BRIEFE
Klimawandel: Noch viele Punkte sind nicht umgesetzt


Wenn ich den Artikel im Deutschen Ärzteblatt 45/202, Seite 2088 ff. über die Erklärung „Klimaneutrale Bundesärztekammer bis zum Jahr 2030“ lese, in der einige Punkte geprüft werden sollen, dann muss ich lachen. Oder sollte ich zornig sein angesichts der immer noch nicht umgesetzten Punkte?
Entdecken die KVen, also die Ärzteschaft, jetzt erst ihre Vorbildfunktion für Klimaschutz, der ja auch Krankheitsschutz ist?
Warum erst prüfen und nicht schon lange beschlossen haben? Wenn ich die Punkte lese, die eine mögliche Einsparung an CO2 ermöglichen könnten, frage ich mich, in welchem Zeitalter die Ärztekammern/Ärzte leben. Über derartige Ideen kann ich doch im Jahr 2021 nicht erst nachdenken. 2021 muss der Denkprozess längst Taten gewichen sein! Beschämend:
- Reiseaufwand minimieren: eine Selbstverständlichkeit im Zeitalter der Digitalisierung, muss doch längst umgesetzt sein.
- In Kantinen regional/saisonal etc. essen, ist das immer noch nicht umgesetzt?
- Die Umsetzung der Klimaneutralität oder mind. einer deutlichen Energieeinsparung im Gebäudeneubau oder -sanierungsfall ist im Übrigen keine Idee der Ärzteschaft, die sich jetzt ein grünes Mäntelchen anziehen möchte: Es existieren be- reits in Kraft getretene Gesetze, an denen niemand mehr vorbeikommt (GEG, EnEG, EnEV und EEWärmeG).
- Klimaanlagen smart einsetzen: Allein schon um die eigenen Nebenkosten zu reduzieren würde ich meinen, dass das jeder seit Jahren macht.

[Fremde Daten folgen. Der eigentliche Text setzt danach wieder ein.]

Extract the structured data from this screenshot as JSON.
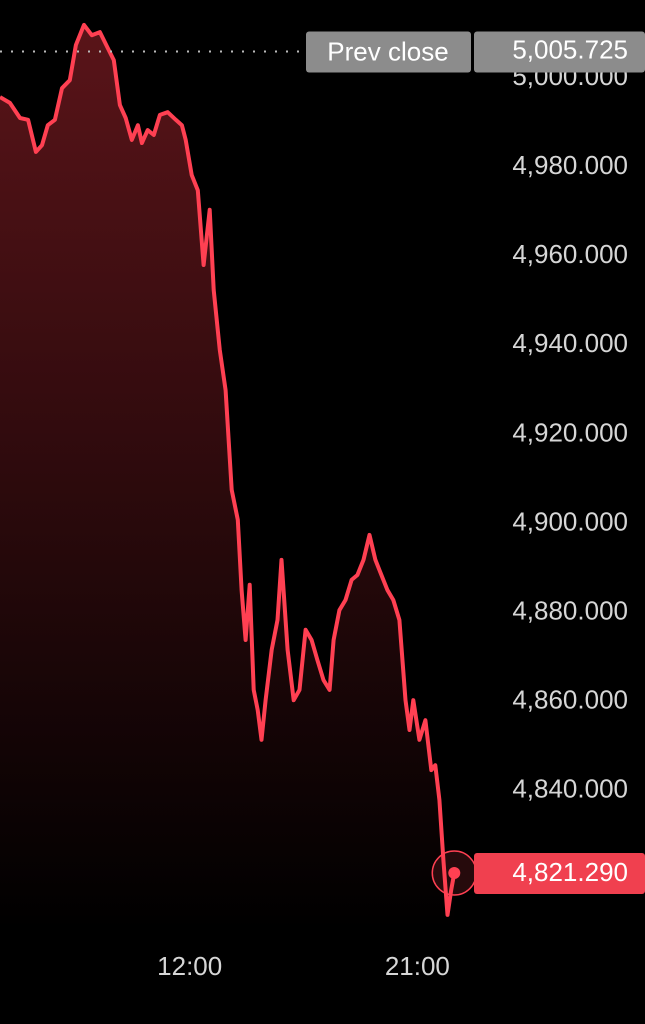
{
  "chart_data": {
    "type": "line",
    "x": [
      4.5,
      4.89,
      5.29,
      5.61,
      5.92,
      6.16,
      6.39,
      6.67,
      6.95,
      7.26,
      7.5,
      7.82,
      8.13,
      8.45,
      8.76,
      9.0,
      9.24,
      9.47,
      9.71,
      9.95,
      10.11,
      10.34,
      10.58,
      10.82,
      11.13,
      11.45,
      11.69,
      11.84,
      12.08,
      12.32,
      12.55,
      12.79,
      12.95,
      13.19,
      13.42,
      13.66,
      13.9,
      14.05,
      14.21,
      14.37,
      14.53,
      14.69,
      14.84,
      15.0,
      15.24,
      15.47,
      15.63,
      15.87,
      16.11,
      16.34,
      16.58,
      16.82,
      17.05,
      17.29,
      17.53,
      17.69,
      17.92,
      18.16,
      18.4,
      18.63,
      18.87,
      19.11,
      19.34,
      19.58,
      19.82,
      20.05,
      20.29,
      20.53,
      20.69,
      20.84,
      21.08,
      21.32,
      21.55,
      21.71,
      21.87,
      22.03,
      22.19,
      22.34,
      22.46
    ],
    "series": [
      {
        "color": "#ff4052",
        "values": [
          4995.5,
          4994.2,
          4990.8,
          4990.4,
          4983.2,
          4984.7,
          4989.2,
          4990.4,
          4997.5,
          4999.3,
          5007.2,
          5011.7,
          5009.4,
          5010.1,
          5006.5,
          5003.8,
          4993.7,
          4990.8,
          4985.9,
          4989.2,
          4985.2,
          4988.1,
          4987.0,
          4991.5,
          4992.1,
          4990.4,
          4989.2,
          4985.9,
          4978.0,
          4974.6,
          4957.8,
          4970.2,
          4952.2,
          4938.7,
          4929.7,
          4907.3,
          4900.6,
          4884.8,
          4873.6,
          4886.0,
          4862.4,
          4857.9,
          4851.2,
          4860.1,
          4871.4,
          4878.1,
          4891.6,
          4871.4,
          4860.1,
          4862.4,
          4875.9,
          4873.6,
          4869.1,
          4864.6,
          4862.4,
          4873.6,
          4880.3,
          4882.6,
          4887.1,
          4888.2,
          4891.6,
          4897.2,
          4891.6,
          4888.2,
          4884.8,
          4882.6,
          4878.1,
          4860.1,
          4853.4,
          4860.1,
          4851.2,
          4855.6,
          4844.4,
          4845.5,
          4837.7,
          4824.2,
          4811.9,
          4817.5,
          4821.29
        ]
      }
    ],
    "last_value_label": "4,821.290",
    "prev_close": {
      "label": "Prev close",
      "value": 5005.725,
      "value_label": "5,005.725"
    },
    "xlim": [
      4.5,
      30
    ],
    "xticks": [
      {
        "value": 12,
        "label": "12:00"
      },
      {
        "value": 21,
        "label": "21:00"
      }
    ],
    "ylim": [
      4808.5,
      5017.3
    ],
    "yticks": [
      {
        "value": 5000,
        "label": "5,000.000"
      },
      {
        "value": 4980,
        "label": "4,980.000"
      },
      {
        "value": 4960,
        "label": "4,960.000"
      },
      {
        "value": 4940,
        "label": "4,940.000"
      },
      {
        "value": 4920,
        "label": "4,920.000"
      },
      {
        "value": 4900,
        "label": "4,900.000"
      },
      {
        "value": 4880,
        "label": "4,880.000"
      },
      {
        "value": 4860,
        "label": "4,860.000"
      },
      {
        "value": 4840,
        "label": "4,840.000"
      }
    ]
  }
}
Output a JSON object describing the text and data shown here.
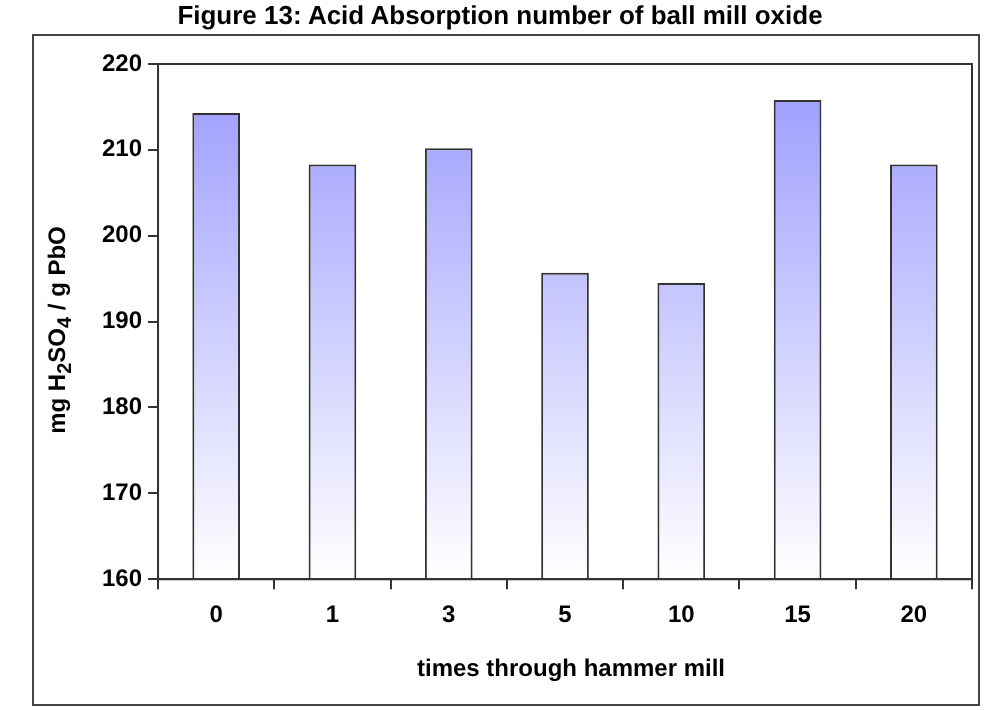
{
  "chart_data": {
    "type": "bar",
    "title": "Figure 13: Acid Absorption number of ball mill oxide",
    "xlabel": "times through hammer mill",
    "ylabel": "mg H$_{2}$SO$_{4}$ / g PbO",
    "categories": [
      "0",
      "1",
      "3",
      "5",
      "10",
      "15",
      "20"
    ],
    "values": [
      214.3,
      208.3,
      210.2,
      195.7,
      194.5,
      215.8,
      208.3
    ],
    "color": "#9999ff",
    "ylim": [
      160,
      220
    ],
    "yticks": [
      160,
      170,
      180,
      190,
      200,
      210,
      220
    ],
    "grid": false,
    "legend": false
  }
}
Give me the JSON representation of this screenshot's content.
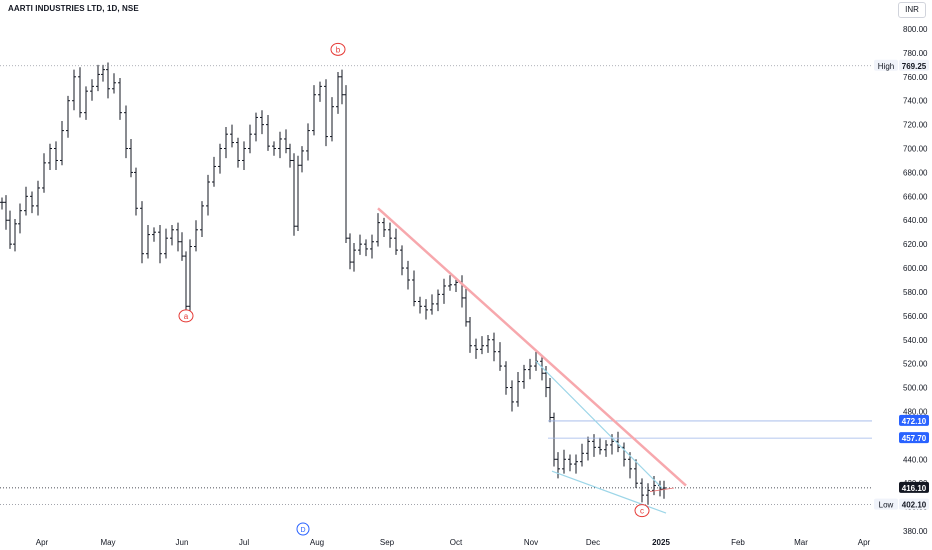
{
  "header": {
    "title": "AARTI INDUSTRIES LTD, 1D, NSE",
    "currency": "INR"
  },
  "chart_data": {
    "type": "ohlc",
    "y_ticks": [
      "800.00",
      "780.00",
      "760.00",
      "740.00",
      "720.00",
      "700.00",
      "680.00",
      "660.00",
      "640.00",
      "620.00",
      "600.00",
      "580.00",
      "560.00",
      "540.00",
      "520.00",
      "500.00",
      "480.00",
      "460.00",
      "440.00",
      "420.00",
      "400.00",
      "380.00"
    ],
    "x_ticks": [
      "Apr",
      "May",
      "Jun",
      "Jul",
      "Aug",
      "Sep",
      "Oct",
      "Nov",
      "Dec",
      "2025",
      "Feb",
      "Mar",
      "Apr"
    ],
    "ylim": [
      380,
      815
    ],
    "high": {
      "label": "High",
      "value": "769.25"
    },
    "low": {
      "label": "Low",
      "value": "402.10"
    },
    "last_price": "416.10",
    "levels": [
      {
        "value": "472.10"
      },
      {
        "value": "457.70"
      }
    ],
    "wave_labels": [
      "a",
      "b",
      "c"
    ],
    "event_marker": "D",
    "colors": {
      "bar": "#131722",
      "pink": "#f7a8ad",
      "cyan": "#9dd6e8",
      "blue": "#2962ff",
      "wave": "#e53935",
      "hline": "#9db4e8"
    },
    "series": [
      {
        "t": 0,
        "close": 655
      },
      {
        "t": 4,
        "close": 640
      },
      {
        "t": 8,
        "close": 620
      },
      {
        "t": 13,
        "close": 637
      },
      {
        "t": 18,
        "close": 648
      },
      {
        "t": 24,
        "close": 660
      },
      {
        "t": 30,
        "close": 652
      },
      {
        "t": 36,
        "close": 667
      },
      {
        "t": 42,
        "close": 688
      },
      {
        "t": 48,
        "close": 700
      },
      {
        "t": 54,
        "close": 690
      },
      {
        "t": 60,
        "close": 715
      },
      {
        "t": 66,
        "close": 740
      },
      {
        "t": 72,
        "close": 760
      },
      {
        "t": 78,
        "close": 730
      },
      {
        "t": 84,
        "close": 748
      },
      {
        "t": 90,
        "close": 752
      },
      {
        "t": 96,
        "close": 762
      },
      {
        "t": 101,
        "close": 766
      },
      {
        "t": 106,
        "close": 750
      },
      {
        "t": 112,
        "close": 755
      },
      {
        "t": 118,
        "close": 730
      },
      {
        "t": 124,
        "close": 700
      },
      {
        "t": 129,
        "close": 680
      },
      {
        "t": 134,
        "close": 650
      },
      {
        "t": 140,
        "close": 612
      },
      {
        "t": 146,
        "close": 628
      },
      {
        "t": 152,
        "close": 630
      },
      {
        "t": 158,
        "close": 612
      },
      {
        "t": 164,
        "close": 625
      },
      {
        "t": 170,
        "close": 632
      },
      {
        "t": 176,
        "close": 622
      },
      {
        "t": 180,
        "close": 610
      },
      {
        "t": 184,
        "close": 568
      },
      {
        "t": 188,
        "close": 618
      },
      {
        "t": 194,
        "close": 632
      },
      {
        "t": 200,
        "close": 652
      },
      {
        "t": 206,
        "close": 672
      },
      {
        "t": 212,
        "close": 685
      },
      {
        "t": 218,
        "close": 700
      },
      {
        "t": 224,
        "close": 712
      },
      {
        "t": 230,
        "close": 705
      },
      {
        "t": 236,
        "close": 690
      },
      {
        "t": 242,
        "close": 700
      },
      {
        "t": 248,
        "close": 712
      },
      {
        "t": 254,
        "close": 726
      },
      {
        "t": 260,
        "close": 720
      },
      {
        "t": 266,
        "close": 702
      },
      {
        "t": 272,
        "close": 700
      },
      {
        "t": 278,
        "close": 708
      },
      {
        "t": 284,
        "close": 700
      },
      {
        "t": 288,
        "close": 690
      },
      {
        "t": 292,
        "close": 635
      },
      {
        "t": 296,
        "close": 686
      },
      {
        "t": 300,
        "close": 698
      },
      {
        "t": 306,
        "close": 715
      },
      {
        "t": 312,
        "close": 745
      },
      {
        "t": 318,
        "close": 752
      },
      {
        "t": 324,
        "close": 710
      },
      {
        "t": 330,
        "close": 735
      },
      {
        "t": 336,
        "close": 760
      },
      {
        "t": 340,
        "close": 745
      },
      {
        "t": 344,
        "close": 625
      },
      {
        "t": 348,
        "close": 605
      },
      {
        "t": 352,
        "close": 615
      },
      {
        "t": 358,
        "close": 620
      },
      {
        "t": 364,
        "close": 616
      },
      {
        "t": 370,
        "close": 622
      },
      {
        "t": 376,
        "close": 638
      },
      {
        "t": 382,
        "close": 632
      },
      {
        "t": 388,
        "close": 625
      },
      {
        "t": 394,
        "close": 615
      },
      {
        "t": 400,
        "close": 600
      },
      {
        "t": 406,
        "close": 590
      },
      {
        "t": 412,
        "close": 572
      },
      {
        "t": 418,
        "close": 568
      },
      {
        "t": 424,
        "close": 565
      },
      {
        "t": 430,
        "close": 570
      },
      {
        "t": 436,
        "close": 578
      },
      {
        "t": 442,
        "close": 585
      },
      {
        "t": 448,
        "close": 586
      },
      {
        "t": 454,
        "close": 588
      },
      {
        "t": 460,
        "close": 575
      },
      {
        "t": 464,
        "close": 555
      },
      {
        "t": 468,
        "close": 535
      },
      {
        "t": 474,
        "close": 532
      },
      {
        "t": 480,
        "close": 535
      },
      {
        "t": 486,
        "close": 540
      },
      {
        "t": 492,
        "close": 530
      },
      {
        "t": 498,
        "close": 518
      },
      {
        "t": 504,
        "close": 500
      },
      {
        "t": 510,
        "close": 488
      },
      {
        "t": 516,
        "close": 505
      },
      {
        "t": 522,
        "close": 515
      },
      {
        "t": 528,
        "close": 518
      },
      {
        "t": 534,
        "close": 522
      },
      {
        "t": 540,
        "close": 512
      },
      {
        "t": 544,
        "close": 500
      },
      {
        "t": 548,
        "close": 475
      },
      {
        "t": 552,
        "close": 440
      },
      {
        "t": 556,
        "close": 432
      },
      {
        "t": 562,
        "close": 440
      },
      {
        "t": 568,
        "close": 436
      },
      {
        "t": 574,
        "close": 438
      },
      {
        "t": 580,
        "close": 445
      },
      {
        "t": 586,
        "close": 455
      },
      {
        "t": 592,
        "close": 450
      },
      {
        "t": 598,
        "close": 448
      },
      {
        "t": 604,
        "close": 452
      },
      {
        "t": 610,
        "close": 455
      },
      {
        "t": 616,
        "close": 450
      },
      {
        "t": 622,
        "close": 440
      },
      {
        "t": 628,
        "close": 432
      },
      {
        "t": 634,
        "close": 420
      },
      {
        "t": 640,
        "close": 410
      },
      {
        "t": 646,
        "close": 414
      },
      {
        "t": 652,
        "close": 418
      },
      {
        "t": 658,
        "close": 415
      },
      {
        "t": 662,
        "close": 416
      }
    ]
  }
}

Herr Dr. Umgelter geht auf das Problem des chirurgischen Einweginstrumentariums ein:
Wie kam es zum rasanten Zuwachs der Einwegmaterialien (Einwegpinzetten, -nadelhalter etc. aus Plastik oder Metall [Herstellung: Bangladesch, wie ich selbst durch Nachforschung erfahren habe])? Die Niedergelassenen fühlen sich von den Hygiene- und übrigen Vorschriften und damit verbundenen Kosten und Zeitaufwand derart gegängelt, dass sie lieber Einweg kaufen (nicht falsch verstehen: Hygiene ist wichtig). Nicht einmal in den KV-Bereitschaftsdienstpraxen, die oft in Krankenhäusern untergebracht sind, ist es möglich, Verträge zur Sterilisation von Mehrwegmaterial zu schließen. Muss ein Schutzkittel, den ich von der KV in Coronazeiten bekomme (worüber ich sehr dankbar bin), einzeln verpackt sein – warum nicht z. B. im 10er-Pack?
(…)
Filialpraxen → Wie viel Zeit verbringen Ärzte auf der Straße, um von Praxis A nach Praxis B zu kommen? (Ich weiß, wir müssen angesichts des drohenden Ärzte- und Personalmangels froh sein, dass dadurch Praxen auf dem Land aufrechterhalten werden können).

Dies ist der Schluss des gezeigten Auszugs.